Dennoch bleibt Peter Becker
zunächst noch bei der Biografie der französischen Mystikerin und schreibt:
„Simone Weil, unterdessen in die
freie Zone ihres französischen Vaterlandes geflohen, hatte mit Hilfe der
Dominikaner in Marseille Beschäftigung als Landarbeiterin auf der Ferme des
Dichters und Philosophen Gustave Thibon in St. Marcel d’Ardeche im unteren
Rhonetal gefunden. Dort arbeitete sie in den Weingärten unerkannt unter den Saisonarbeitern
bis zur physischen Erschöpfung ihrer sowieso labilen Gesundheit. Sie lehnte
eine Unterkunft im Bauernhaus der Thibons ab und nächtigte stattdessen im
verfallenden ‚Haus der vier Winde‘ über dem Flusstal mit einem herrlichen
Ausblick auf die unabsehbaren Fruchtgärten des Tales. Im Hintergrund hebt sich
der ‚Zeugenberg‘ der Provence, der altehrwürdige Mont Ventoux aus der Ebene.“
Peter Becker schildert die
Landschaft und die Natur so, als wäre er bei einer Reise auf den Spuren von
Simone Weil selbst einmal dort gewesen. Diese Schilderung erinnert mich wieder
an die Worte Rudolf Steiners zu Beginn seines Locarner Vortrages:
„Entweder weiß der Mensch oder er
ahnt es, dass in allem, was uns als Natur, als Wald und Gipfel, als Wetter und
Gewittersturm umgibt, eine Geistigkeit waltet, die, nach dem Ausspruche einer
bedeutenden Persönlichkeit des Abendlandes, schon eine Geistigkeit ist, welche
konsequenter ist als das Handeln und Fühlen und Denken des Menschen. Die Ahnung
muss uns ja überkommen, dass in alledem, was uns so umgibt als Wald und Gipfel,
Berg und See, der Geist spricht. Und in der Geisteswissenschaft werden wir ja
immer mehr und mehr gewahr, wie aus allem, was uns in der Natur umgibt, aus
allem, was uns als fester Boden trägt, das, was daraus spricht, Geist ist.“ (Rudolf Steiner am 19.09.1911 in Locarno, GA 130)

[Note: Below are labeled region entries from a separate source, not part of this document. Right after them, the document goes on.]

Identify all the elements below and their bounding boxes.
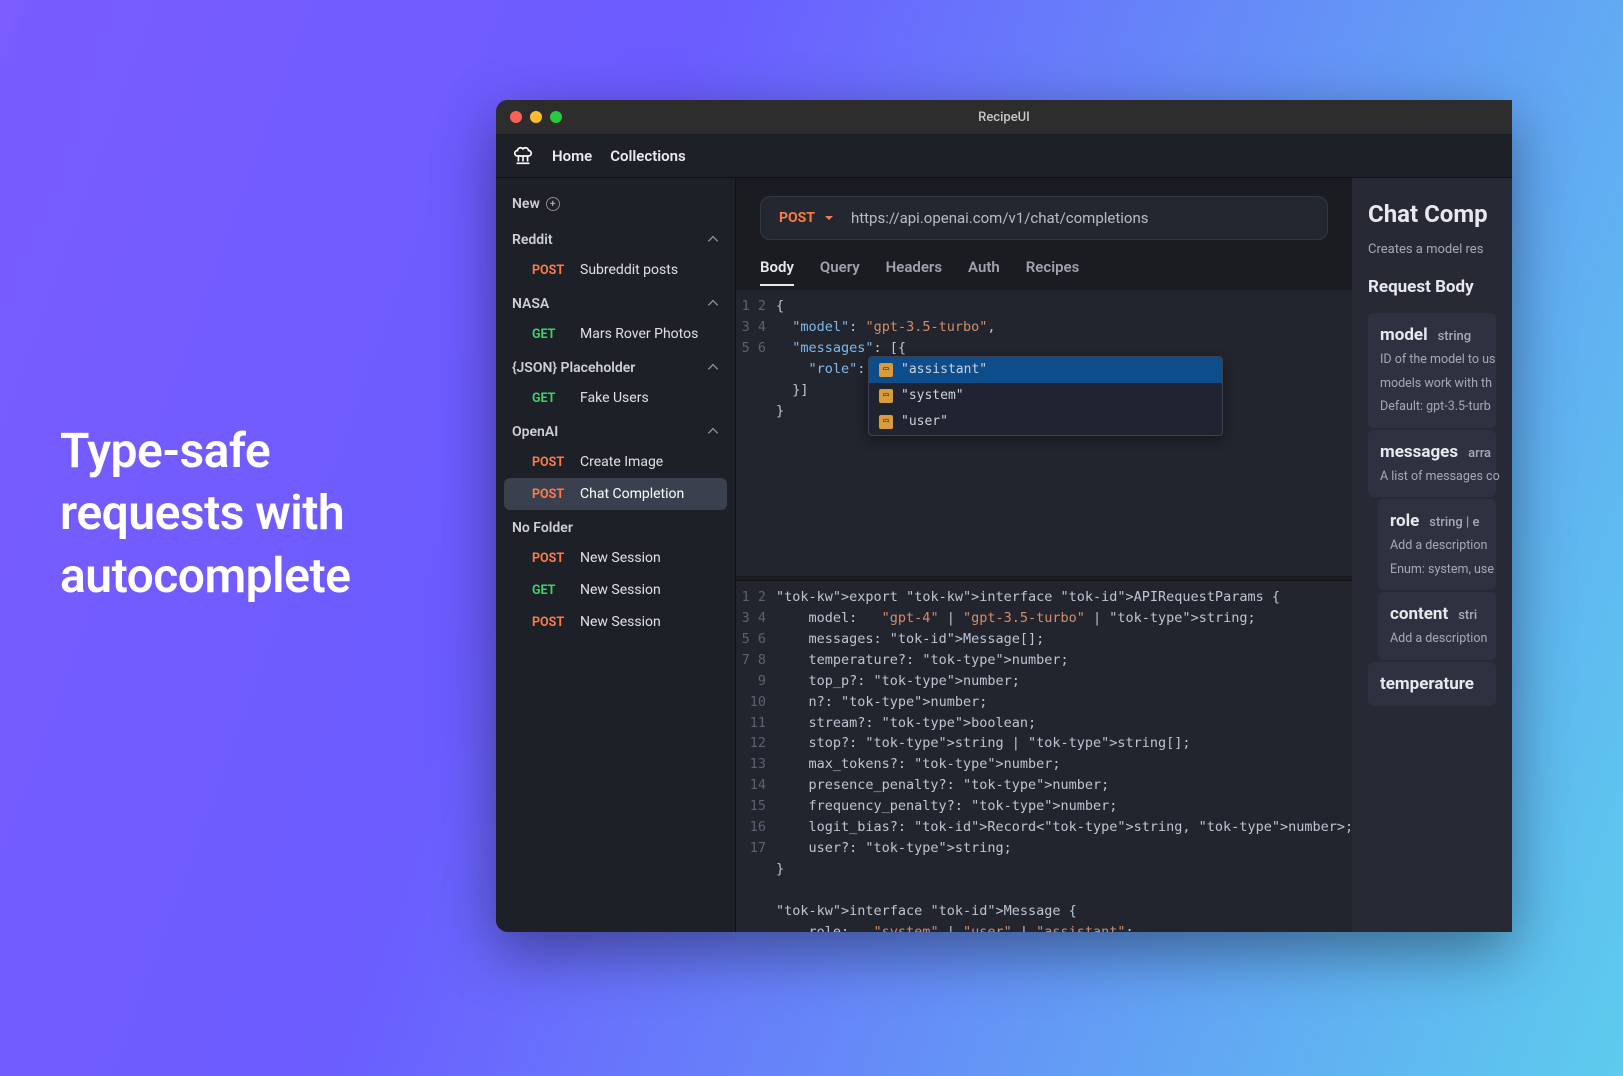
window-maximize-icon[interactable] (550, 111, 562, 123)
sidebar-item-label: Subreddit posts (580, 262, 678, 278)
chevron-up-icon (707, 234, 719, 246)
window-minimize-icon[interactable] (530, 111, 542, 123)
chevron-down-icon[interactable] (825, 216, 833, 220)
sidebar-folder[interactable]: {JSON} Placeholder (496, 350, 735, 382)
autocomplete-option-label: "user" (901, 412, 948, 432)
nav-home[interactable]: Home (552, 147, 592, 165)
method-badge: GET (532, 327, 570, 342)
doc-field-name: content (1390, 604, 1448, 624)
sidebar-item[interactable]: POST Create Image (504, 446, 727, 478)
docs-section-heading: Request Body (1368, 277, 1496, 297)
docs-subtitle: Creates a model res (1368, 242, 1496, 257)
tab-headers[interactable]: Headers (886, 258, 942, 286)
sidebar-item[interactable]: POST New Session (504, 606, 727, 638)
sidebar-folder-label: {JSON} Placeholder (512, 360, 635, 376)
sidebar-folder-label: OpenAI (512, 424, 558, 440)
request-tabs: Body Query Headers Auth Recipes (736, 240, 1352, 286)
sidebar-item-label: New Session (580, 614, 661, 630)
sidebar-folder[interactable]: Reddit (496, 222, 735, 254)
method-badge: POST (532, 487, 570, 502)
tab-auth[interactable]: Auth (968, 258, 1000, 286)
sidebar-new-button[interactable]: New + (496, 186, 735, 222)
autocomplete-option-label: "assistant" (901, 360, 987, 380)
doc-field-name: messages (1380, 442, 1458, 462)
method-badge: POST (532, 615, 570, 630)
docs-title: Chat Comp (1368, 200, 1496, 228)
method-badge: POST (532, 455, 570, 470)
autocomplete-popup[interactable]: ▭ "assistant" ▭ "system" ▭ "user" (868, 356, 1223, 436)
doc-field-desc: ID of the model to us (1380, 351, 1484, 369)
autocomplete-option[interactable]: ▭ "assistant" (869, 357, 1222, 383)
request-method[interactable]: POST (779, 210, 815, 226)
autocomplete-option[interactable]: ▭ "system" (869, 383, 1222, 409)
sidebar-item[interactable]: GET Mars Rover Photos (504, 318, 727, 350)
app-window: RecipeUI Home Collections New + Reddit PO… (496, 100, 1512, 932)
method-badge: GET (532, 583, 570, 598)
doc-field-type: string | e (1429, 515, 1479, 530)
window-title: RecipeUI (978, 110, 1030, 125)
doc-field-desc: A list of messages co (1380, 468, 1484, 486)
chevron-up-icon (707, 426, 719, 438)
docs-panel: Chat Comp Creates a model res Request Bo… (1352, 178, 1512, 932)
method-badge: POST (532, 263, 570, 278)
sidebar-folder[interactable]: NASA (496, 286, 735, 318)
sidebar-item[interactable]: GET New Session (504, 574, 727, 606)
chevron-up-icon (707, 362, 719, 374)
app-logo-icon (512, 145, 534, 167)
body-editor[interactable]: 1 2 3 4 5 6 { "model": "gpt-3.5-turbo", … (736, 290, 1352, 576)
sidebar-item-label: Create Image (580, 454, 663, 470)
sidebar-item-label: New Session (580, 550, 661, 566)
autocomplete-option-label: "system" (901, 386, 964, 406)
sidebar-item-label: Chat Completion (580, 486, 684, 502)
chevron-up-icon (707, 298, 719, 310)
sidebar-folder-label: NASA (512, 296, 549, 312)
sidebar-item[interactable]: GET Fake Users (504, 382, 727, 414)
method-badge: GET (532, 391, 570, 406)
main-panel: POST https://api.openai.com/v1/chat/comp… (736, 178, 1352, 932)
sidebar-item[interactable]: POST New Session (504, 542, 727, 574)
window-titlebar: RecipeUI (496, 100, 1512, 134)
doc-field-name: temperature (1380, 674, 1474, 694)
doc-field: modelstringID of the model to usmodels w… (1368, 313, 1496, 428)
doc-field-desc: Add a description (1390, 537, 1484, 555)
sidebar-item-label: Fake Users (580, 390, 649, 406)
sidebar-folder-label: Reddit (512, 232, 553, 248)
doc-field: rolestring | eAdd a descriptionEnum: sys… (1378, 499, 1496, 590)
sidebar-item[interactable]: POST Chat Completion (504, 478, 727, 510)
enum-icon: ▭ (879, 389, 893, 403)
enum-icon: ▭ (879, 415, 893, 429)
tab-body[interactable]: Body (760, 258, 794, 286)
tab-recipes[interactable]: Recipes (1026, 258, 1080, 286)
doc-field-type: stri (1458, 608, 1477, 623)
plus-icon: + (546, 197, 560, 211)
app-menubar: Home Collections (496, 134, 1512, 178)
request-url[interactable]: https://api.openai.com/v1/chat/completio… (851, 209, 1149, 227)
doc-field-name: role (1390, 511, 1419, 531)
doc-field: content stri Add a description (1378, 592, 1496, 660)
sidebar-folder[interactable]: No Folder (496, 510, 735, 542)
sidebar: New + Reddit POST Subreddit posts NASA GET Ma… (496, 178, 736, 932)
sidebar-folder-label: No Folder (512, 520, 573, 536)
sidebar-item[interactable]: POST Subreddit posts (504, 254, 727, 286)
doc-field-type: string (1438, 329, 1472, 344)
types-editor[interactable]: 1 2 3 4 5 6 7 8 9 10 11 12 13 14 15 16 1… (736, 580, 1352, 932)
sidebar-item-label: Mars Rover Photos (580, 326, 698, 342)
enum-icon: ▭ (879, 363, 893, 377)
tab-query[interactable]: Query (820, 258, 860, 286)
doc-field-desc: Add a description (1390, 630, 1484, 648)
request-url-bar[interactable]: POST https://api.openai.com/v1/chat/comp… (760, 196, 1328, 240)
window-close-icon[interactable] (510, 111, 522, 123)
nav-collections[interactable]: Collections (610, 147, 686, 165)
doc-field-type: arra (1468, 446, 1491, 461)
doc-field-name: model (1380, 325, 1428, 345)
doc-field: temperature (1368, 662, 1496, 706)
promo-headline: Type-safe requests with autocomplete (60, 420, 350, 607)
sidebar-item-label: New Session (580, 582, 661, 598)
method-badge: POST (532, 551, 570, 566)
doc-field: messages arra A list of messages co (1368, 430, 1496, 498)
autocomplete-option[interactable]: ▭ "user" (869, 409, 1222, 435)
sidebar-folder[interactable]: OpenAI (496, 414, 735, 446)
sidebar-new-label: New (512, 196, 540, 212)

„Simone Weil war ihren Gastgebern
eine unbequeme und eigenwillige Heilige. Aber bald überzeugte sie Gustave
Thibon durch ihre immense und tiefgründige Spiritualität nicht nur vom Recht,
sondern auch der Notwendigkeit ihres Lebensstiles und versöhnte sie durch
Öffnung ihres Inneren den bekannten katholischen Denker auch mit ihrer
hartnäckigen Weigerung, die Schwelle der Kirche (in der Taufe) zu
überschreiten. Des Abends, auf der Steinbank vor der Ferme an der alten, jetzt
versiegten Quelle, führte sie Thibon in das sprachliche und darauf folgend in
das mystische Verständnis des Vaterunsers ein. Später schreibt sie an ihren
Seelenführer, den Pater Perrin: ‚Niemals hatte ich mich laut oder in Gedanken
nur mit Worten an Gott gewandt. Niemals hatte ich – sie besuchte schon seit
Jahren hin und wieder die Messe – ein liturgisches Gebet gesprochen (- auch
während der Karwoche in Solesmes war sie also nur passive Zuhörerin gewesen -).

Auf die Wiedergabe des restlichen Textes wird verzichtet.